Published in the New York Times -- Friday, May 9, 2003
http://www.nytimes.com/2003/05/09/national/nationalspecial/09PEAC.html
Peace, in Experiment Form, Survives the
Shuttle Disaster
By JOHN SCHWARTZ
Peace is a fragile thing, but an experiment dedicated
to peace has survived the fiery breakup of the space shuttle Columbia.
The U.S.-Israeli-Palestinian Peace Experiment flew on
the shuttle as part of a set of nine student experiments that have been recovered
from the debris strewn across East Texas and western Louisiana.
The experiment, which also goes by the more prosaic
name Growth of Bacterial Biofilm on Surfaces During Spaceflight, or Gobbss, was
designed to explore the origins of life on earth by seeing whether simple life
forms could grow on minerals like those found in meteors.
The experiment was developed by the Israeli Aerospace
Medical Institute and the NASA Astrobiology Center based on the ideas of two
students: Tariq Adwan, a Palestinian biology student from Bethlehem, and Yuval
Landau, an Israeli medical student from Tel Aviv.

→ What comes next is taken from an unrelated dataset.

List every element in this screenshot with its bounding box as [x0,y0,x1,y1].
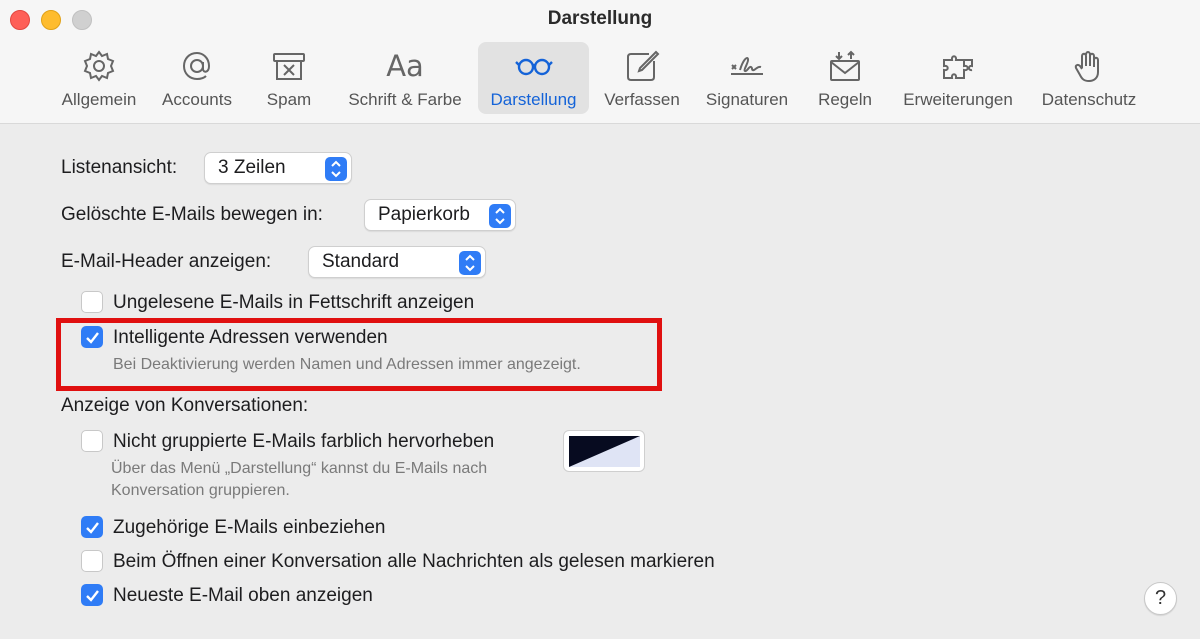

Both watched the Columbia
launching on Jan. 16.
On Feb. 1, the day of the disaster, the metal case
containing the experiment was recovered near Nacogdoches, Tex. It was not
opened, however, until this week. Researchers at the Kennedy Space Center
extracted the sample and will perform analysis.
In a statement on the site of the Planetary Society, a
group that favors space exploration and sponsored the experiment, David M.
Warmflash, a NASA Astrobiology Institute member, said the sample seemed
"good and viable."
The experiment was placed on the shuttle by
Instrumentation Technology Associates Inc., a company in Exton, Pa., that links
commercial and student researchers with the space program.
It should not be surprising that a space experiment
was linked to a concept like peace, said Louis Friedman, the executive director
of the Planetary Society. Mr. Friedman, who founded the society with Carl Sagan
in 1980, cited the words on the plaque left on the moon in 1969: "We came
in peace for all mankind."
That the experiment involved young scientists from
such a troubled corner of the world underscored the point that space
exploration is, ultimately, about "hope for the future," Mr. Friedman
said, adding that this "is what you hope to achieve when you bring a
Palestinian and an Israeli together."